De parallelmontage na de proloog van de film biedt zeker één van de meest filmische kwaliteiten van The Exorcist: Regan en Karras worden in afwisselende scènes tegenover elkaar geplaatst tot ze uiteindelijk elkaar ontmoeten. In dit verband dient opgemerkt hoe Friedkin reeds in de eerste sequens na de proloog (Chris Mac Neil op de campus) de Karrasfiguur duidelijk afzondert van de toekijkende massa. Na de campusscène kijkt Chris even binnen in het Jezuietencollege waar ze Karras een andere priester raad ziet geven.

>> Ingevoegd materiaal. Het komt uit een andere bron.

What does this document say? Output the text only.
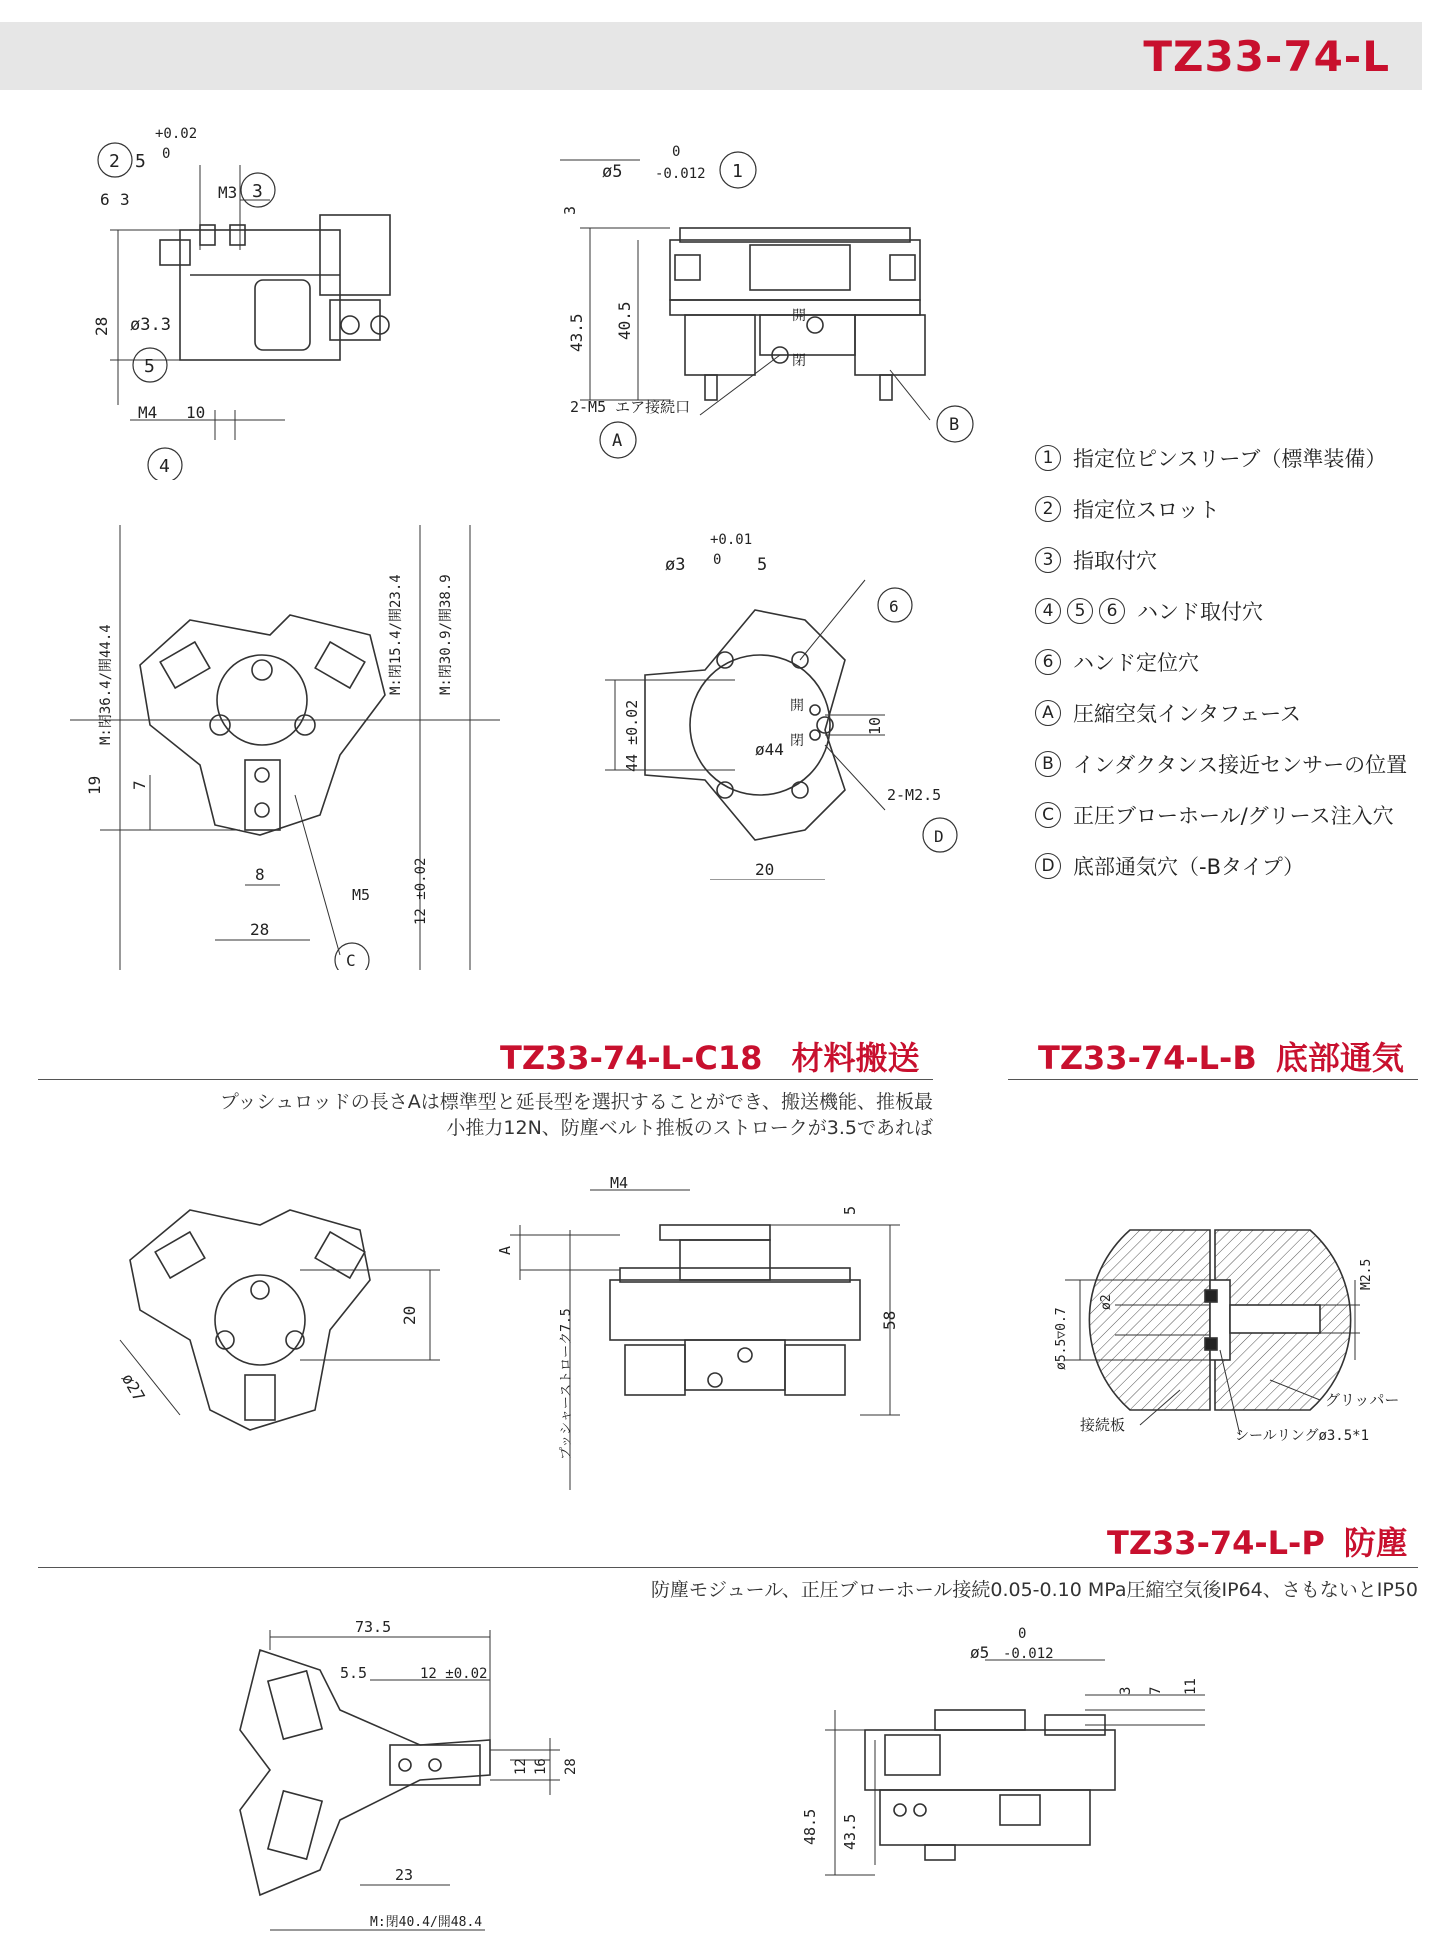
TZ33-74-L
2 5
+0.02
0
M3 3
6 3
28 ø3.3
5
M4 10
4
ø5
0
-0.012 1
3
43.5 40.5	開
閉
2-M5 エア接続口
A
B
1 指定位ピンスリーブ（標準装備）
2 指定位スロット
3 指取付穴
4	5	6 ハンド取付穴
6 ハンド定位穴
A 圧縮空気インタフェース
B インダクタンス接近センサーの位置
C 正圧ブローホール/グリース注入穴
D 底部通気穴（-Bタイプ）
M:閉36.4/開44.4	M:閉15.4/開23.4 M:閉30.9/開38.9
19 7
8
28
12 ±0.02
M5
C
ø3
+0.01
0 5
6
44 ±0.02	ø44
開
閉
10
2-M2.5
20
D
TZ33-74-L-C18 材料搬送
プッシュロッドの長さAは標準型と延長型を選択することができ、搬送機能、推板最
小推力12N、防塵ベルト推板のストロークが3.5であれば
TZ33-74-L-B 底部通気
20
ø27
M4
5
A
58
プッシャーストローク7.5	ø5.5▽0.7
ø2
M2.5
グリッパー
接続板
シールリングø3.5*1
TZ33-74-L-P 防塵
防塵モジュール、正圧ブローホール接続0.05-0.10 MPa圧縮空気後IP64、さもないとIP50
73.5
5.5	12 ±0.02
12 16 28
23
M:閉40.4/開48.4
0
ø5 -0.012
3 7 11
48.5 43.5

Een paar fijne cinematografische beelden die je bijblijven, zijn zonder twijfel de slotsequens van de proloog (zie boven), de aankomst van Merrin op een mistige avond aan Regans huis, het fascinerende beeld uit de bezweringsscène waarin Regan tegenover het duivelsbeeld uit de proloog geplaatst wordt en een originele variatie op de klassieke spiegelscène: de Röntgenfoto's van Regans schedel worden weerkaatst op de bril van de radioloog.
| |
| |
Dé grote troef van de film is natuurlijk de technische prestatie. Wie de helse achtervolging in The French Connection gezien heeft, zal wel niet verwonderd staan over hetgeen Friedkin met de trickmachine en de special effects kan realiseren. Het is een aspect van de film, door vele critici als minderwaardig beschouwd, dat zeker niet over het hoofd mag gezien worden. Hoe hij het allemaal klaargespeeld heeft, kan ik u niet vertellen. Toch vermoed ik dat binnenkort wel iemand een zeer technisch en wetenschappelijk essay zal schrijven waarin je dan kunt lezen hoe Friedkin erin geslaagd is Regans hoofd eerst 180o en vervolgens 360o te laten draaien, hoe hij Regan het groene braaksel zo ver heeft kunnen laten uitspuwen, hoe hij haar liet rondzweven tijdens de levitatiescène en dergelijke dingen meer. The Exorcist is duidelijk een auteursfilm. In de versie die ik te Londen gezien heb, verschenen enkel twee namen en een titel op de begin- en eindgeneriek: The Exorcist, William Peter Blatty en William Friedkin. Ik heb de indruk dat we de namen van dit duo in de toekomst nog wel eens meer zouden kunnen horen.